Welcoming Professor Peter Slater, University of Birmingham to Echion Technologies Ltd as Faraday Institution Industry Fellow

Echion Technologies Ltd (“Echion”) are proud to announce that Professor Peter Slater from the University of Birmingham will be joining Echion for the next two-years on a part-time basis, as part of a successful Faraday Institution Industry Fellowship application.

 

Professor Slater

(https://www.prslaterchem.com/) is Professor in Materials Chemistry at the University of Birmingham and Co-Director of the Birmingham Centre for Energy Storage. He has more than 25-years research experience in solid-state/materials chemistry, ranging from battery materials to solid oxide fuel cells and is a renowned inorganic materials expert.

Under the Fellowship, Professor Slater will work closely with Echion to identify new mixed metal niobium oxide phases for possible use as anode materials, jointly assess them for performance and commercial applicability to improve lithium-ion battery energy densities and charge times.

Prof. Slater: “I am really excited to get back into the lab to develop new high power anode materials for future Li ion batteries through this Faraday Industrial Fellowship with Echion Technologies.” 

About Echion Technologies Ltd

Spun-out from The University of Cambridge in 2017, Echion is a world-leading developer of advanced lithium-ion battery materials, whose products enable cell manufacturers to deliver cost-effective, fast-charging, high-energy density and long-life power cells for a wide range of markets including automotive, premium consumer electronics, and grid-storage applications.
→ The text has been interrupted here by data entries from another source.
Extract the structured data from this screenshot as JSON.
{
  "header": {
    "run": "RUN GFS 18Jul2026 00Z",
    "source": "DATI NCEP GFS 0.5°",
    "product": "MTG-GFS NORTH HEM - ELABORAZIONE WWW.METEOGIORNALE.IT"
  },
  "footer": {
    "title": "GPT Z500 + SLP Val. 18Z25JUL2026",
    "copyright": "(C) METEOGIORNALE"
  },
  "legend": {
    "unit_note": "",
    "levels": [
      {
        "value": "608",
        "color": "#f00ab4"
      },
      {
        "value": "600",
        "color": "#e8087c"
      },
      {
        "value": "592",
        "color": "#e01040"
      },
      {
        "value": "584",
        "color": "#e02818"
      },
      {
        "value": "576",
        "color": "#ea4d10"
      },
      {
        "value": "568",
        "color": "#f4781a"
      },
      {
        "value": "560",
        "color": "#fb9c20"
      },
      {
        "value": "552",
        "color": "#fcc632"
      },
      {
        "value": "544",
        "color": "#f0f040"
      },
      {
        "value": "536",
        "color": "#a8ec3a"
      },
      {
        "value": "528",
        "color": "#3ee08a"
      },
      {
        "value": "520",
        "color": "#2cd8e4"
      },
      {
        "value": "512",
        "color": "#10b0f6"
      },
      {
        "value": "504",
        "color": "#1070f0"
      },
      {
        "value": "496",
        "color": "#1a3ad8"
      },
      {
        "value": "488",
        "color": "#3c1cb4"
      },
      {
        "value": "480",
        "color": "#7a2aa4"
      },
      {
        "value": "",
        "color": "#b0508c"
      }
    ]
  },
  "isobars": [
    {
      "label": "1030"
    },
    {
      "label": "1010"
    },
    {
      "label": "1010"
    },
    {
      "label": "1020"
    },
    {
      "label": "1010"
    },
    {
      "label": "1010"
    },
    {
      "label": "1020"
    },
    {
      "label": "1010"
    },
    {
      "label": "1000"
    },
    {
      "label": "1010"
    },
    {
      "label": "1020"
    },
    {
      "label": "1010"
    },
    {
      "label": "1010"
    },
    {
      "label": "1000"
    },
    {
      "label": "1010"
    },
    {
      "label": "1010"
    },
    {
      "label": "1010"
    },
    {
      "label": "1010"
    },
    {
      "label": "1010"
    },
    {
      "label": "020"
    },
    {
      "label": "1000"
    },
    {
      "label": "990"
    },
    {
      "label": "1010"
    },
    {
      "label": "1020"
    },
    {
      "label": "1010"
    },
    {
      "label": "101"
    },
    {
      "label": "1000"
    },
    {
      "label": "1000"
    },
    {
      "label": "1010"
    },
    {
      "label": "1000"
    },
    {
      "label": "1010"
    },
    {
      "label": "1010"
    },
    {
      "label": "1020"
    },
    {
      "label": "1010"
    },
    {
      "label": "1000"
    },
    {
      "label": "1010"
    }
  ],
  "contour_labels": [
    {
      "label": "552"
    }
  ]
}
Echion provides materials and battery cell manufacturers with packages of protected intellectual property, customisation options, materials synthesis and cell integration know-how and for different end-user markets.

About the Faraday Institution Industry Fellowship

The Faraday Institution Industry Fellowship is an innovative programme that strengthens ties between battery researchers working in industry and academia. Each fellowship enables academics and industrialists to undertake a mutually beneficial, electrochemical energy storage research project that aims to solve a critical industrial problem and that has the potential for near- and longer-term benefit to the wider UK battery industry.